# A sample contains "21.96% S" and "78.04% F". What is its empirical formula?

Nov 23, 2014

The empirical formula represents the lowest whole-number ratio of elements in a compound.

Since the percentages add up to 100%, you can change the percentages to mass in grams.

$\text{21.96% S}$ => $\text{21.96g S}$
$\text{78.04% F}$ => $\text{78.04g F}$

Convert the mass of each element to moles using the molar mass of each element. The molar mass of sulfur = $\text{32.065g/mol}$. The molar mass of fluorine = $\text{18.9984032g/mol}$.

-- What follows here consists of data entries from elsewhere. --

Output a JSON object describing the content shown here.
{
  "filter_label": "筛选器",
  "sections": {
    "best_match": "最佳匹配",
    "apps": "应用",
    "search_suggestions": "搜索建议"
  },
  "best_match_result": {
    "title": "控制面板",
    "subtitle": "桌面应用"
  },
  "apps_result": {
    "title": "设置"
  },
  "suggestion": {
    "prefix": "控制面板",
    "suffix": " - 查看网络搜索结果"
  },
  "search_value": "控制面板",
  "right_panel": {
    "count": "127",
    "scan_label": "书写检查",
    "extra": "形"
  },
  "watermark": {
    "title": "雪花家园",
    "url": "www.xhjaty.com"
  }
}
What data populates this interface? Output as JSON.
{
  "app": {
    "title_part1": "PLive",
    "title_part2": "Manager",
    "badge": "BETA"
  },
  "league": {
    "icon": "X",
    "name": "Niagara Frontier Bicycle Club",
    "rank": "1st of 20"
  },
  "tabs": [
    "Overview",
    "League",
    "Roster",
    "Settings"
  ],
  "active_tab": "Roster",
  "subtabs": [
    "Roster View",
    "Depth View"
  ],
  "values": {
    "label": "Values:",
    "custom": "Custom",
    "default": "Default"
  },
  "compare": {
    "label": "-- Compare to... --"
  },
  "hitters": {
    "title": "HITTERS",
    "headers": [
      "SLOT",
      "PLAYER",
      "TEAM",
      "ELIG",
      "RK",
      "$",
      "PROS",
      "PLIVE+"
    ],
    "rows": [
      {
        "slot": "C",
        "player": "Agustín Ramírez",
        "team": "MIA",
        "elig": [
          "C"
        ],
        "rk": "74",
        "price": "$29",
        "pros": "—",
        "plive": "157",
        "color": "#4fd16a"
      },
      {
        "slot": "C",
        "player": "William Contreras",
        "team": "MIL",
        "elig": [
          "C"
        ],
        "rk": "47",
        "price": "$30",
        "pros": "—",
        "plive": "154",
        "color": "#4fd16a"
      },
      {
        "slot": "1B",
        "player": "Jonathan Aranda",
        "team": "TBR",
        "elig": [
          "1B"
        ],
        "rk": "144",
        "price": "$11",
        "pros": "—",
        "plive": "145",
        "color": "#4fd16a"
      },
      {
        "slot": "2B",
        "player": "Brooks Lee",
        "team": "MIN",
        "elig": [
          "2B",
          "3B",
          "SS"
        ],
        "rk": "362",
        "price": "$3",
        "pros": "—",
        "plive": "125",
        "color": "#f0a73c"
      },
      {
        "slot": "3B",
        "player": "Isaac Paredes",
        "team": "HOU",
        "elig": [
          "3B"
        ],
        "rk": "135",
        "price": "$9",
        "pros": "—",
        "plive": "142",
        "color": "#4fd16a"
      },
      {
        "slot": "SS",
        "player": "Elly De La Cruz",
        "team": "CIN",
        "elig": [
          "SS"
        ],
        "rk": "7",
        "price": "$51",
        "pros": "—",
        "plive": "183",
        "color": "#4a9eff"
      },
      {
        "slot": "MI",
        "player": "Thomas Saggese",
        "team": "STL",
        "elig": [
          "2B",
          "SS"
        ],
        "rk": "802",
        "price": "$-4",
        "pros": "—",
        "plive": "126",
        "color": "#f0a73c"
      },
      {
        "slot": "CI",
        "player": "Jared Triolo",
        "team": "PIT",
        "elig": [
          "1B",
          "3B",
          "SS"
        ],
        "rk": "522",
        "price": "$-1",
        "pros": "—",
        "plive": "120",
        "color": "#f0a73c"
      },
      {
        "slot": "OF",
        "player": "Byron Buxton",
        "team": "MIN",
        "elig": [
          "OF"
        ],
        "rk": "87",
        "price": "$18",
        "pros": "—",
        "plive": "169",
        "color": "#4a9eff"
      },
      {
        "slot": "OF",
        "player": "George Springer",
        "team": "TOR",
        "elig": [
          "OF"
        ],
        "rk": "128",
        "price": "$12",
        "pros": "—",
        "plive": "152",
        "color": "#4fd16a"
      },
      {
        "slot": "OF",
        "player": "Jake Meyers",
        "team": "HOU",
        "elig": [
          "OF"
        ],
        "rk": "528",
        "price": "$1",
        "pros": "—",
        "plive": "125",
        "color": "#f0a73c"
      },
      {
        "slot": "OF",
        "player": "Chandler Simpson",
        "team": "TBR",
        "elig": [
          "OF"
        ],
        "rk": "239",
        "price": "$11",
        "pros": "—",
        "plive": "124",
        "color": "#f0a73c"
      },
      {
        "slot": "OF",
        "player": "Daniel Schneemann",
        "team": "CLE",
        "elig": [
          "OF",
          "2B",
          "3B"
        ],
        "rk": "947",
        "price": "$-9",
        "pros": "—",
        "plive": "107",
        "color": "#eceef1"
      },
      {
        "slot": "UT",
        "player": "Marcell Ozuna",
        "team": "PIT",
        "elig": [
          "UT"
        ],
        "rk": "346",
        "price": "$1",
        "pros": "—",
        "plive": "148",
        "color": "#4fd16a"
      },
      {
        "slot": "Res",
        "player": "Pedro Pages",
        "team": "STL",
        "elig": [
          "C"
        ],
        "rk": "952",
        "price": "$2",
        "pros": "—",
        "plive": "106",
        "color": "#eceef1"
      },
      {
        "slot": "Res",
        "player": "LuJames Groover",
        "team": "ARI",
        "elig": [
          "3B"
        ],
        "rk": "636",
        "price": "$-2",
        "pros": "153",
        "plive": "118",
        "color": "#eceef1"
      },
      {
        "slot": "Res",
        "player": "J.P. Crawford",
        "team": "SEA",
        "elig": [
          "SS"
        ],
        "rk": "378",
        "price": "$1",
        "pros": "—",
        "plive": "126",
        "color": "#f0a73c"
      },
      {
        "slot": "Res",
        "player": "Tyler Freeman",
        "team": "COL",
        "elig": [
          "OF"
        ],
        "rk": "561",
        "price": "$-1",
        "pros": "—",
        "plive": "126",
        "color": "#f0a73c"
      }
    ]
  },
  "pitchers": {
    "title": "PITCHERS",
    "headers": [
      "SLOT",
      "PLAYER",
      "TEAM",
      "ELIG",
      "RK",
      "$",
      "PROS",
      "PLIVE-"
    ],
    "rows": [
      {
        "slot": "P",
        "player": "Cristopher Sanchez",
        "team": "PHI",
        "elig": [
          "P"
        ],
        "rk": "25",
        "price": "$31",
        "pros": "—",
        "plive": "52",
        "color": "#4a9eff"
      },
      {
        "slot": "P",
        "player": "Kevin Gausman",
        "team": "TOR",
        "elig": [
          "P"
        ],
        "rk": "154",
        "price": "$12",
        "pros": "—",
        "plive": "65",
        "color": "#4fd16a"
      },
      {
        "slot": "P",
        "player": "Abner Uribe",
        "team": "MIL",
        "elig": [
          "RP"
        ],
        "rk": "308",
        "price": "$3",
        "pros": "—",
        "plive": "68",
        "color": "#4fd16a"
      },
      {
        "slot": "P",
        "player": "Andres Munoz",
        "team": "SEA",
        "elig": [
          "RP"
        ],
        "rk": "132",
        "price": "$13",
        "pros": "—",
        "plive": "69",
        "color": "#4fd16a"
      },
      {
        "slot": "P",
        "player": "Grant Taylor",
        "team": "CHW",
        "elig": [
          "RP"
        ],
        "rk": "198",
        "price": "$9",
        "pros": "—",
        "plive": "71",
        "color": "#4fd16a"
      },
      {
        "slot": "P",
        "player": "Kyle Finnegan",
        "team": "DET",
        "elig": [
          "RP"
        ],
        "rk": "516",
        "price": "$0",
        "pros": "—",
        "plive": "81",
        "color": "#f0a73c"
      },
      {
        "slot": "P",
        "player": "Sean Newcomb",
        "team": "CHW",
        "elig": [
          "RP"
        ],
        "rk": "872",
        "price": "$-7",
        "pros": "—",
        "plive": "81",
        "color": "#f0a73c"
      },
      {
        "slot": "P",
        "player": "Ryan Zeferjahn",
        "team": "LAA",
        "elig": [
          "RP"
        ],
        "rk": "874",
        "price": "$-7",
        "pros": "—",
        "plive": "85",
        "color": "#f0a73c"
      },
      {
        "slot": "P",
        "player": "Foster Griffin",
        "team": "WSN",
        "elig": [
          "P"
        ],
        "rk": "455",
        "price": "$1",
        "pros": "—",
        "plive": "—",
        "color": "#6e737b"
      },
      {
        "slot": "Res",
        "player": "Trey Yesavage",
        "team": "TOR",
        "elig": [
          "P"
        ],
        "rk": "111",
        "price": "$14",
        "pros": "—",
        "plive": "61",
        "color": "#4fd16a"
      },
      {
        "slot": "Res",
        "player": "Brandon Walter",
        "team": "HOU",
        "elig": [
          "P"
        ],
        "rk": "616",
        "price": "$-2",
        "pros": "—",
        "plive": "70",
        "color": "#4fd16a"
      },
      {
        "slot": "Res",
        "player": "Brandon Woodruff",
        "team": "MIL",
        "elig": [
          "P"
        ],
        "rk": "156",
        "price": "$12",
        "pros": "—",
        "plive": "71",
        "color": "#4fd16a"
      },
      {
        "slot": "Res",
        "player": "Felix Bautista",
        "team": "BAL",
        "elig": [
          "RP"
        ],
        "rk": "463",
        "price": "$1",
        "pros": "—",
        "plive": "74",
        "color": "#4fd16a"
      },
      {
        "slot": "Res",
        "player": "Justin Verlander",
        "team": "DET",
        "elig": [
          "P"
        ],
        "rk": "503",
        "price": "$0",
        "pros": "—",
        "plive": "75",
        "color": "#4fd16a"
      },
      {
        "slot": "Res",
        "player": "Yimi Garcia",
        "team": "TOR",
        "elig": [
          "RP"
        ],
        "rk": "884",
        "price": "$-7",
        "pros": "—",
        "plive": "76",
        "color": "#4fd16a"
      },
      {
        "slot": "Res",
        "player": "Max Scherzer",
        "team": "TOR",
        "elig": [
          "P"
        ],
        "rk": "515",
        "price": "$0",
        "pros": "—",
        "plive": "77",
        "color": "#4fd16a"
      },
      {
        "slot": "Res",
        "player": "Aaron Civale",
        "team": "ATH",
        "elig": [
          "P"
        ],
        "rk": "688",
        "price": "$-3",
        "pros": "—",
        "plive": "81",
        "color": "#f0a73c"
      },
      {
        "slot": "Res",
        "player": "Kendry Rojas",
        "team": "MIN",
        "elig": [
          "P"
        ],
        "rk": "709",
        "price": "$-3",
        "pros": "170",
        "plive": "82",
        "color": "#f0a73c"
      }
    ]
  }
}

$\text{21.96g S}$ x $\text{1 mol S"/"32.065g S}$ = $\text{0.6849 mol S}$

$\text{78.04% F}$ x $\text{1 mol F"/"18.9984032g F}$ = $\text{4.108 mol F}$

Divide the number of moles by the lowest number of moles to find the lowest whole-number ratio.

$\text{S}$ =>$\text{0.6849mol"/"0.6849mol}$ = $\text{1}$

$\text{F}$ => $\text{4.108mol"/"0.6849mol}$ = $\text{6}$

The empirical formula is $\text{SF"_6}$.